L’appareil d’aquamation acquise par le propriétaire du salon funéraire Le Sieur de Graby, Éric Le Sieur

«Les gens sont encore peu informés», explique le thanatologue et responsable de la Corporation des cimetières catholiques de Chicoutimi, Martin Taché.

L’organisation du cimetière de Saint-Honoré a récemment fait un virage vert. Il propose depuis l’été 400 emplacements écologiques. Seulement six ont été réservés et un seul pour un cercueil sans clou, sans teinture et en jute à l’intérieur, confirme Martin Taché. Selon lui, «le manque de visibilité expliquerait cette lente progression».

Au cours de la dernière année, les Résidences funéraires Gravel et Fils n’ont eu à remplir pour leur part qu’une seule demande d’enterrement d’un corps écologique. Pourtant, ils répondent à plus de 800 familles chaque année.

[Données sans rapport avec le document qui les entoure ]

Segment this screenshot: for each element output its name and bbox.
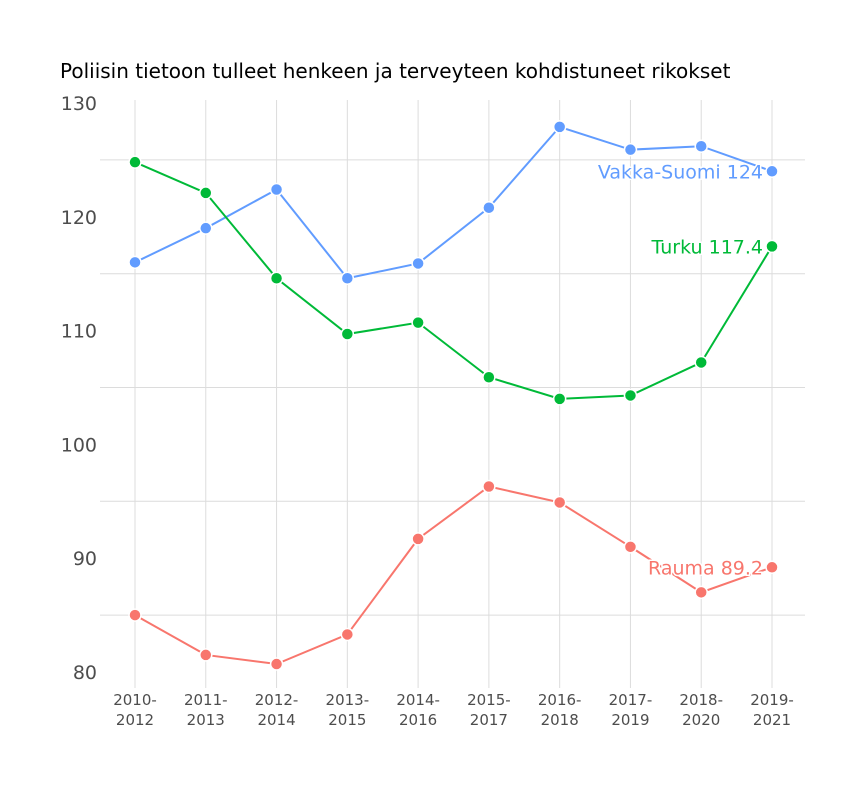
data-point	[623, 142, 638, 157]
x-tick-label: 2015	[328, 711, 366, 729]
series-end-label: Rauma 89.2	[648, 557, 763, 579]
data-point	[340, 327, 355, 341]
data-point	[694, 139, 708, 153]
data-point	[482, 200, 496, 215]
series-line-rauma	[134, 485, 773, 666]
x-tick-label: 2013-	[326, 691, 370, 709]
x-tick-label: 2017-	[609, 691, 653, 709]
x-tick-label: 2017	[470, 711, 508, 729]
data-point	[623, 540, 638, 554]
data-point	[269, 182, 284, 197]
x-tick-label: 2012	[116, 711, 154, 729]
y-tick-label: 80	[73, 662, 97, 684]
x-tick-label: 2015-	[467, 691, 511, 709]
data-point	[694, 355, 708, 370]
x-tick-label: 2018-	[679, 691, 723, 709]
data-point	[411, 315, 425, 330]
data-point	[128, 608, 142, 622]
chart-title: Poliisin tietoon tulleet henkeen ja terv…	[60, 59, 731, 83]
x-tick-label: 2010-	[113, 691, 157, 709]
x-tick-label: 2020	[682, 711, 720, 729]
x-tick-label: 2013	[187, 711, 225, 729]
data-point	[340, 271, 355, 286]
data-point	[552, 120, 567, 134]
data-point	[482, 370, 496, 385]
x-tick-label: 2016-	[538, 691, 582, 709]
data-point	[199, 221, 213, 235]
x-tick-label: 2011-	[184, 691, 228, 709]
series-end-label: Vakka-Suomi 124	[598, 161, 763, 183]
data-point	[765, 164, 779, 179]
data-point	[411, 256, 425, 271]
data-point	[623, 388, 638, 403]
data-point	[765, 560, 779, 575]
x-tick-label: 2018	[541, 711, 579, 729]
series-line-vakka-suomi	[134, 125, 773, 280]
data-point	[765, 239, 779, 254]
x-tick-label: 2016	[399, 711, 437, 729]
y-tick-label: 100	[61, 434, 97, 456]
y-tick-label: 130	[61, 93, 97, 115]
x-tick-label: 2021	[753, 711, 791, 729]
x-tick-label: 2012-	[255, 691, 299, 709]
y-tick-label: 90	[73, 548, 97, 570]
x-tick-label: 2014	[257, 711, 295, 729]
data-point	[269, 657, 284, 671]
data-point	[411, 532, 425, 546]
series-line-turku	[134, 161, 773, 400]
data-point	[552, 495, 567, 510]
series-end-label: Turku 117.4	[651, 236, 763, 258]
x-tick-label: 2014-	[396, 691, 440, 709]
data-point	[199, 648, 213, 662]
data-point	[340, 627, 355, 642]
y-tick-label: 110	[61, 321, 97, 343]
data-point	[199, 186, 213, 200]
data-point	[128, 155, 142, 169]
data-point	[128, 255, 142, 270]
y-tick-label: 120	[61, 207, 97, 229]
x-tick-label: 2019	[611, 711, 649, 729]
data-point	[269, 271, 284, 286]
data-point	[552, 392, 567, 406]
data-point	[482, 479, 496, 494]
data-point	[694, 585, 708, 600]
x-tick-label: 2019-	[750, 691, 794, 709]
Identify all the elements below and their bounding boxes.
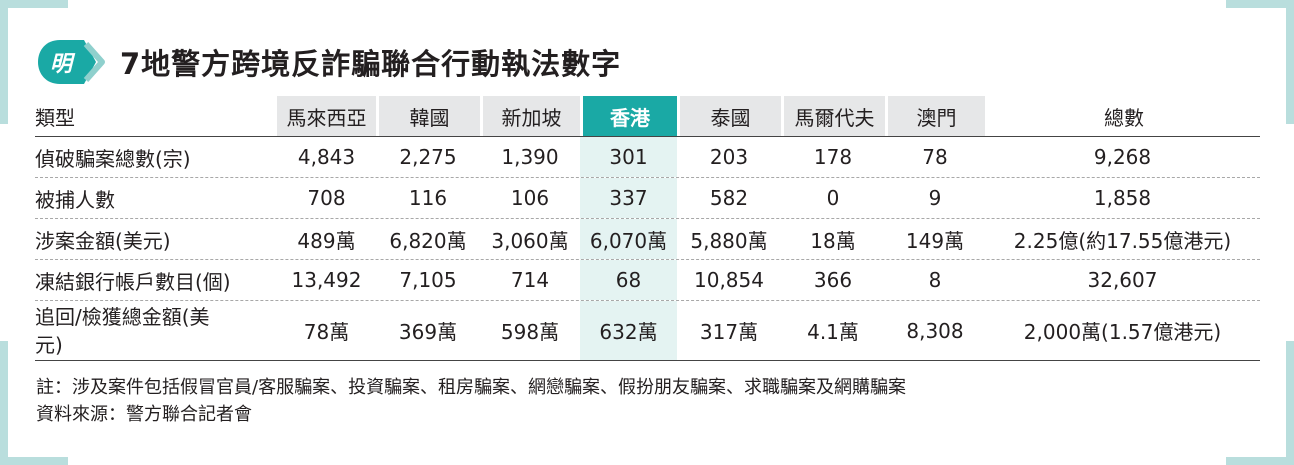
table-row: 追回/檢獲總金額(美元) 78萬 369萬 598萬 632萬 317萬 4.1… (35, 301, 1260, 361)
header-cell-maldives: 馬爾代夫 (781, 96, 885, 136)
header-cell-macau: 澳門 (885, 96, 985, 136)
footer-note: 註：涉及案件包括假冒官員/客服騙案、投資騙案、租房騙案、網戀騙案、假扮朋友騙案、… (36, 377, 907, 398)
row-label: 偵破騙案總數(宗) (35, 146, 191, 171)
header-cell-type: 類型 (35, 105, 75, 130)
header-cell-thailand: 泰國 (677, 96, 781, 136)
table-cell: 714 (510, 268, 550, 292)
header-cell-hongkong: 香港 (580, 96, 677, 136)
table-cell: 4,843 (297, 145, 356, 169)
table-cell: 8,308 (906, 318, 964, 343)
table-cell: 5,880萬 (690, 228, 768, 253)
table-cell: 708 (307, 186, 346, 210)
frame-corner (0, 457, 68, 465)
table-cell: 78萬 (303, 320, 350, 344)
table-row: 被捕人數 708 116 106 337 582 0 9 1,858 (35, 178, 1260, 219)
table-cell: 366 (813, 268, 853, 292)
frame-corner (1286, 341, 1294, 465)
header-cell-malaysia: 馬來西亞 (277, 96, 376, 136)
footer: 註：涉及案件包括假冒官員/客服騙案、投資騙案、租房騙案、網戀騙案、假扮朋友騙案、… (36, 374, 906, 428)
table-cell-hongkong: 632萬 (580, 301, 677, 360)
table-cell: 9 (928, 186, 942, 210)
row-label: 追回/檢獲總金額(美元) (35, 304, 210, 357)
header-cell-total: 總數 (985, 96, 1260, 136)
header-cell-singapore: 新加坡 (480, 96, 580, 136)
frame-corner (1226, 0, 1294, 8)
table-cell: 18萬 (810, 228, 856, 253)
data-table: 類型 馬來西亞 韓國 新加坡 香港 泰國 馬爾代夫 澳門 總數 偵破騙案總數(宗… (35, 96, 1260, 361)
row-label: 涉案金額(美元) (35, 228, 171, 253)
table-cell: 0 (826, 186, 840, 210)
table-cell: 8 (928, 268, 942, 292)
table-cell: 489萬 (297, 228, 356, 253)
table-cell: 4.1萬 (807, 320, 859, 344)
frame-corner (0, 0, 68, 8)
logo-badge-icon (38, 40, 105, 84)
table-cell: 582 (709, 186, 749, 210)
table-cell-hongkong: 6,070萬 (580, 219, 677, 259)
table-cell: 317萬 (699, 320, 759, 344)
table-cell: 178 (813, 145, 853, 169)
table-cell: 3,060萬 (491, 228, 569, 253)
table-cell: 598萬 (500, 320, 560, 344)
table-cell: 2,275 (399, 145, 457, 169)
table-cell: 6,820萬 (389, 228, 467, 253)
table-row: 涉案金額(美元) 489萬 6,820萬 3,060萬 6,070萬 5,880… (35, 219, 1260, 260)
table-cell: 7,105 (399, 268, 457, 292)
table-cell: 13,492 (291, 268, 362, 292)
ming-pao-logo: 明 (36, 38, 112, 86)
frame-corner (0, 341, 8, 465)
table-cell: 106 (510, 186, 550, 210)
frame-corner (0, 0, 8, 124)
table-cell-total: 9,268 (1093, 145, 1152, 169)
table-cell: 149萬 (905, 228, 965, 253)
logo-text: 明 (49, 52, 72, 77)
table-cell: 10,854 (694, 268, 764, 292)
header-cell-korea: 韓國 (376, 96, 480, 136)
table-cell-total: 2,000萬(1.57億港元) (1023, 320, 1222, 344)
table-cell-total: 32,607 (1087, 268, 1158, 292)
table-cell: 369萬 (398, 320, 458, 344)
table-header-row: 類型 馬來西亞 韓國 新加坡 香港 泰國 馬爾代夫 澳門 總數 (35, 96, 1260, 137)
footer-source: 資料來源：警方聯合記者會 (36, 404, 252, 425)
table-cell-total: 2.25億(約17.55億港元) (1013, 228, 1232, 253)
frame-corner (1226, 457, 1294, 465)
table-cell: 78 (922, 145, 948, 169)
table-cell: 203 (709, 145, 749, 169)
table-row: 偵破騙案總數(宗) 4,843 2,275 1,390 301 203 178 … (35, 137, 1260, 178)
row-label: 被捕人數 (35, 187, 115, 212)
table-cell-hongkong: 68 (580, 260, 677, 300)
table-cell: 1,390 (501, 145, 559, 169)
table-cell: 116 (408, 186, 448, 210)
table-cell-total: 1,858 (1093, 186, 1152, 210)
row-label: 凍結銀行帳戶數目(個) (35, 269, 231, 294)
table-cell-hongkong: 301 (580, 137, 677, 177)
table-row: 凍結銀行帳戶數目(個) 13,492 7,105 714 68 10,854 3… (35, 260, 1260, 301)
table-cell-hongkong: 337 (580, 178, 677, 218)
frame-corner (1286, 0, 1294, 124)
header: 明 7地警方跨境反詐騙聯合行動執法數字 (36, 38, 621, 86)
page-title: 7地警方跨境反詐騙聯合行動執法數字 (120, 47, 622, 81)
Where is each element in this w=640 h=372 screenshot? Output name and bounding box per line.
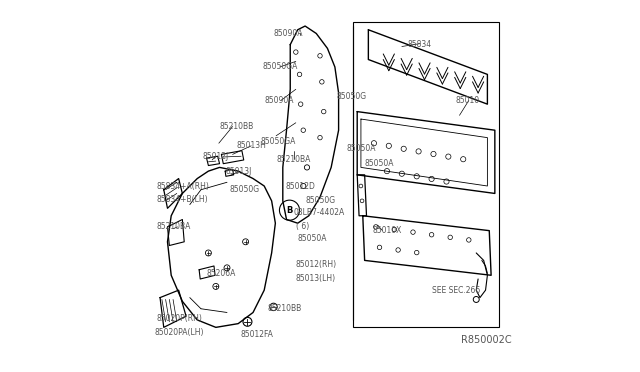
- Text: R850002C: R850002C: [461, 336, 512, 345]
- Text: 85013J: 85013J: [225, 167, 252, 176]
- Text: 85834+B(LH): 85834+B(LH): [156, 195, 208, 203]
- Text: 85013(LH): 85013(LH): [296, 275, 336, 283]
- Text: 85012FA: 85012FA: [240, 330, 273, 339]
- Text: 85050G: 85050G: [230, 185, 260, 194]
- Text: 85210BB: 85210BB: [268, 304, 302, 313]
- Text: 85050A: 85050A: [365, 159, 394, 168]
- Text: 85210BB: 85210BB: [220, 122, 254, 131]
- Text: 85834+A(RH): 85834+A(RH): [156, 182, 209, 190]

«Il est toutefois important d’apporter une nuance. Il n’y a que 6-7% des gens qui vont vers un enterrement traditionnel. Les gens optent donc en grande majorité pour la crémation traditionnelle» précise la directrice générale des Résidences funéraires Gravel et Fils, Kathie Gravel

La crémation reste une solution extrêmement polluante. Selon une étude réalisée en 2011, par des étudiants à la maîtrise de l’École de technologie supérieure et de l’École Polytechnique à la demande de la Fédération des coopératives funéraires du Québec, on apprend que «les étapes autour de la combustion du corps et du gaz naturel libèrent 762 kg de CO2 (environ un vol aller-retour Montréal-Paris)». Il y a eu des améliorations depuis, mais cette méthode continue de soulever d’importants problèmes.

Alternative

Au salon funéraire Le Sieur de Granby, le propriétaire Éric Le Sieur s’est muni, il y a quelques années, d’un équipement pour procéder à l’aquamation. Le processus est simple, il suffit de plonger le corps dans une cabine qui sera remplie d’une solution de sodium et de potassium avec 300 litres d’eau à 96 degrés Celsius. «Le résultat serait le même que la crémation traditionnelle, mais écologique», assure-t-il.

«C’est assurément un processus d’avenir! Par contre, le délai est très long comparativement à la crémation traditionnelle et il y a peu de demandes pour l’instant. La technologie s’améliorera», conclut Kathie Gravel.